Sevmek, insani en zayıf anında yakalamak ve o anda ona umut vermek, iyileşecek diye yemin etmek, vaadinde durmak demektir. Peki ya bu sözler boşsa, umutlar yalanın içinde kayboluyorsa? Sevginin en derinini hissettikten sonra, bir anda her şeyin değiştiğine tanık olmak, kalbin en karanlık dehlizlerinde kaybolmak demektir.
"Hiç mi sevmedin?" sorusu, tam da bu noktada önem kazanıyor.Sevgi, bazen en beklenmedik anlarda ve yerlerde ortaya çıkar. Bir anlık his, bir anı, bir koku ya da bir şarkı; tetikleyici bir güçle sevginin yolculuğuna başlamamızı sağlar. Ancak sevgi, aynı zamanda en kırılgan duygumuzdur.
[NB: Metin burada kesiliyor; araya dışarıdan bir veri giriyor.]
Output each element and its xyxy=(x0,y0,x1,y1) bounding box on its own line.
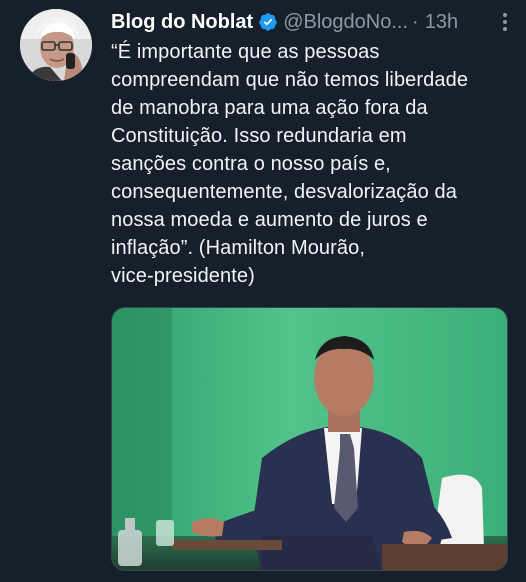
separator-dot: · xyxy=(412,11,419,33)
tweet-header: Blog do Noblat @BlogdoNo... · 13h xyxy=(111,8,516,36)
tweet-photo[interactable] xyxy=(111,307,508,571)
tweet-text: “É importante que as pessoas compreendam… xyxy=(111,41,469,287)
photo-image xyxy=(112,308,507,570)
tweet[interactable]: Blog do Noblat @BlogdoNo... · 13h “É imp… xyxy=(0,0,526,582)
user-handle[interactable]: @BlogdoNo... xyxy=(283,8,408,36)
display-name[interactable]: Blog do Noblat xyxy=(111,8,253,36)
more-vertical-icon[interactable] xyxy=(500,12,510,34)
timestamp[interactable]: 13h xyxy=(425,8,458,36)
verified-badge-icon xyxy=(258,12,278,32)
avatar[interactable] xyxy=(20,9,92,81)
avatar-photo xyxy=(20,9,92,81)
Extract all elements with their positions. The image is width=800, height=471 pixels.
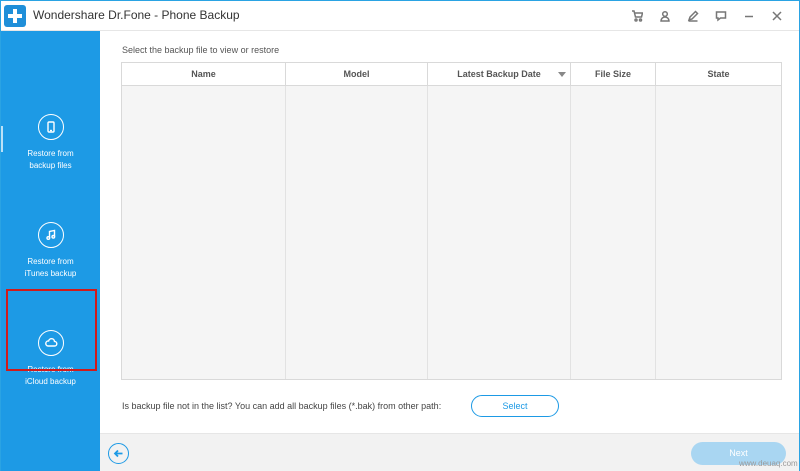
select-button[interactable]: Select <box>471 395 559 417</box>
arrow-left-icon <box>113 449 123 458</box>
column-header-label: Latest Backup Date <box>457 69 541 79</box>
sort-down-icon[interactable] <box>558 72 566 77</box>
sidebar-item-label: Restore from iTunes backup <box>24 257 77 278</box>
title-bar-controls <box>623 6 791 26</box>
column-header-file-size[interactable]: File Size <box>571 63 656 85</box>
back-button[interactable] <box>108 443 129 464</box>
watermark: www.deuaq.com <box>739 459 798 468</box>
highlight-frame <box>6 289 97 371</box>
phone-restore-icon <box>37 114 64 140</box>
column-header-state[interactable]: State <box>656 63 781 85</box>
app-window: Wondershare Dr.Fone - Phone Backup Resto… <box>0 0 800 471</box>
column-header-name[interactable]: Name <box>122 63 286 85</box>
sidebar: Restore from backup files Restore from i… <box>1 31 100 471</box>
app-logo-icon <box>4 5 26 27</box>
backup-table: Name Model Latest Backup Date File Size … <box>121 62 782 380</box>
column-header-latest-backup-date[interactable]: Latest Backup Date <box>428 63 571 85</box>
sidebar-item-backup-files[interactable]: Restore from backup files <box>1 114 100 194</box>
user-icon[interactable] <box>651 6 679 26</box>
feedback-icon[interactable] <box>707 6 735 26</box>
app-title: Wondershare Dr.Fone - Phone Backup <box>33 8 240 22</box>
table-body <box>122 86 781 379</box>
table-column <box>428 86 571 379</box>
close-icon[interactable] <box>763 6 791 26</box>
music-restore-icon <box>37 222 64 248</box>
sidebar-item-label: Restore from backup files <box>27 149 74 170</box>
table-column <box>286 86 428 379</box>
footer-bar: Next <box>100 433 799 471</box>
table-column <box>656 86 781 379</box>
table-header: Name Model Latest Backup Date File Size … <box>122 63 781 86</box>
add-backup-hint: Is backup file not in the list? You can … <box>122 401 442 411</box>
edit-icon[interactable] <box>679 6 707 26</box>
minimize-icon[interactable] <box>735 6 763 26</box>
table-column <box>571 86 656 379</box>
cart-icon[interactable] <box>623 6 651 26</box>
column-header-model[interactable]: Model <box>286 63 428 85</box>
instruction-text: Select the backup file to view or restor… <box>122 45 280 55</box>
table-column <box>122 86 286 379</box>
title-bar: Wondershare Dr.Fone - Phone Backup <box>1 1 799 31</box>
Sevdiğimizi düşündüğümüz kişi ya da şey, bir anda bizim için yabancılaşabilir, hatta nefret nesnesine dönüşebilir. İşte o an, "Hiç mi sevmedin?" sorusu, tüm ağırlığıyla yüreğimize oturur.
Bu soru, aynı zamanda bir suçlama ve yargılama ifadesi de olabilir. Sevmediğimizi ima eder, bizi duygusal olarak yargılar. Oysa sevgi, her zaman karşılıklı olmayabilir, koşulsuz ve sınırsız hissedilebilir. Önemli olan, sevginin varlığının farkında olmak ve onun gücüyle yaşamaktır.
Sevmenin ve sevilmenin en güzel anlarını yaşarken, aynı zamanda kırılganlığını ve acısını da kabul etmeli, "Hiç mi sevmedin?" sorusuna kendi içimizde cevap hazırlamalıyız. Sevginin gücüne güvenmeli, ama aynı zamanda onun yarattığı kırılganlığı da korumalıyız.
Çünkü sevgi, hem en güzel hem en hüzünlü cümleyi kurmamızı sağlayan en gizemli ve güçlü duygumuz.
"Hiç mi sevmedin?" sorusu, tam da bu noktada önem kazanıyor.Sevgi, bazen en beklenmedik anlarda ve yerlerde ortaya çıkar. Bir anlık his, bir anı, bir koku ya da bir şarkı; tetikleyici bir güçle sevginin yolculuğuna başlamamızı sağlar. Ancak sevgi, aynı zamanda en kırılgan duygumuzdur.
Sevdiğimizi düşündüğümüz kişi ya da şey, bir anda bizim için yabancılaşabilir, hatta nefret nesnesine dönüşebilir. İşte o an, "Hiç mi sevmedin?" sorusu, tüm ağırlığıyla yüreğimize oturur.
Bu soru, aynı zamanda bir suçlama ve yargılama ifadesi de olabilir. Sevmediğimizi ima eder, bizi duygusal olarak yargılar. Oysa sevgi, her zaman karşılıklı olmayabilir, koşulsuz ve sınırsız hissedilebilir. Önemli olan, sevginin varlığının farkında olmak ve onun gücüyle yaşamaktır.
Sevmenin ve sevilmenin en güzel anlarını yaşarken, aynı zamanda kırılganlığını ve acısını da kabul etmeli, "Hiç mi sevmedin?" sorusuna kendi içimizde cevap hazırlamalıyız. Sevginin gücüne güvenmeli, ama aynı zamanda onun yarattığı kırılganlığı da korumalıyız.
Çünkü sevgi, hem en güzel hem en hüzünlü cümleyi kurmamızı sağlayan en gizemli ve güçlü duygumuz.